After Gintoki had eventually woken up and realized that he had become an infant, the first thing he had done, was to somehow check his crotch with his little infant hands. He sighed in relief, when he saw that his chinko was still in one piece. One piece, as in intact, not the manga, you bastards.

Next, he had tried to deduce which Universe he had been transferred to. "Surely, it's a Jump Universe..?" he wondered. He tried to think about it more, but was drowsy and fell asleep.

The next thing he knew, the hospital he was in had almost turned into rubble. Everything above the maternity ward had been (even more conveniently) destroyed. Gintoki saw a huge-ass beast some distance away from the hospital, and started counting its tails.

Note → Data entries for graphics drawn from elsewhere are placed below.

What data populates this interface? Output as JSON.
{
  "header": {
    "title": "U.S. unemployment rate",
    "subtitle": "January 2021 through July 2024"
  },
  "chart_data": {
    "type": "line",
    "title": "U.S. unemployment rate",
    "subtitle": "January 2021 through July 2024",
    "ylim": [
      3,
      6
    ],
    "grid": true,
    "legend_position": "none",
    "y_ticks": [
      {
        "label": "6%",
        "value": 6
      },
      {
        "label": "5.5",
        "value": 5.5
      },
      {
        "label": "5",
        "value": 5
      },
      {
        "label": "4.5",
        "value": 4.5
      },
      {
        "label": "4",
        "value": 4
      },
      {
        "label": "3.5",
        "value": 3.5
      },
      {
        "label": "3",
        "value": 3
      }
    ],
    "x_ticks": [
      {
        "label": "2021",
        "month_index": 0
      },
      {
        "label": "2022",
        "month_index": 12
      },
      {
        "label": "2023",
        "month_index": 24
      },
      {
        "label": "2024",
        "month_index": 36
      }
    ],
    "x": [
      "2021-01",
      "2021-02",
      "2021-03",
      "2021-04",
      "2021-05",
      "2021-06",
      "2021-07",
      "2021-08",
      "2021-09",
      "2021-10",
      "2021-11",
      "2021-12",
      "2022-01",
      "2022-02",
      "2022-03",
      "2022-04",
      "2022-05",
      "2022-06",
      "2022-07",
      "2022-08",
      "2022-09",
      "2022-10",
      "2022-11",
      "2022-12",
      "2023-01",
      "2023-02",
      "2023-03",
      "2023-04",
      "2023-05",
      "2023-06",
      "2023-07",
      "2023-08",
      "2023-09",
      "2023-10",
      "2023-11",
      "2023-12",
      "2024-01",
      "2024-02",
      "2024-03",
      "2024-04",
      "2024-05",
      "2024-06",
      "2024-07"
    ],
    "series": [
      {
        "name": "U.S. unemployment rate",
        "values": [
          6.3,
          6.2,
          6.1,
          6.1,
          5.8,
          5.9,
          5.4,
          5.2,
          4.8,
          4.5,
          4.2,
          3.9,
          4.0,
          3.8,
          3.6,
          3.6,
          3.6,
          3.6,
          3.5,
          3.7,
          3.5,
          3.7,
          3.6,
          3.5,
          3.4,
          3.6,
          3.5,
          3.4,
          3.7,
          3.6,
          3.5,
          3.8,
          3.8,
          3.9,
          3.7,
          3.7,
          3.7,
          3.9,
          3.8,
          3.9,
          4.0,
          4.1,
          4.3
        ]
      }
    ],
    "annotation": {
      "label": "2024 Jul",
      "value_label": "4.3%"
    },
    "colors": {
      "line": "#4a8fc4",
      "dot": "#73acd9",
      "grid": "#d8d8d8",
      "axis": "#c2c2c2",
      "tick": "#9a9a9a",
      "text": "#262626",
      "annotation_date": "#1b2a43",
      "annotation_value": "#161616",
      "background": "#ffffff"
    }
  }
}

"Ichi, ni, san, shi, go, roku, shichi, hachi, kyuu..." he counted, "and it's a huge fox. So they dropped me into that Universe. I think it's called Beruto or something."

Hey, cut him some slack, it had been a long, long time that he had read that manga. Plus, the MC's son ruined everything.

"I wonder if I should change anything that happened, or maybe I should keep it intact." he thought. Suddenly, a ball of condensed energy almost hit and blew him up.

"NAH, FUCK IT, I'LL DO WHATEVER I WANT TO!" he screamed in fear, but everyone just heard the cries of a baby.


Alright, in later chapters(if I continue this) I'll probably include author's notes or something like that. For now, here are some words or phrases you may or may not have heard before.

Uji-Gintoki don: One of Gintoki's favorite meals, a bowl of plain boiled rice with lots of sweet red-bean topping.

Super Electric Matsui Stick RX: A cleaning stick that somehow evolved into a cyborg arm due to a powerful alien AA-sized battery.

Chinko: Penis, Pole, Vlad the Impaler, Stick, Filthy bit of wood, Long Wang, Ding Dong, etc.

Beruto: A reference to another Gintama/Naruto crossover.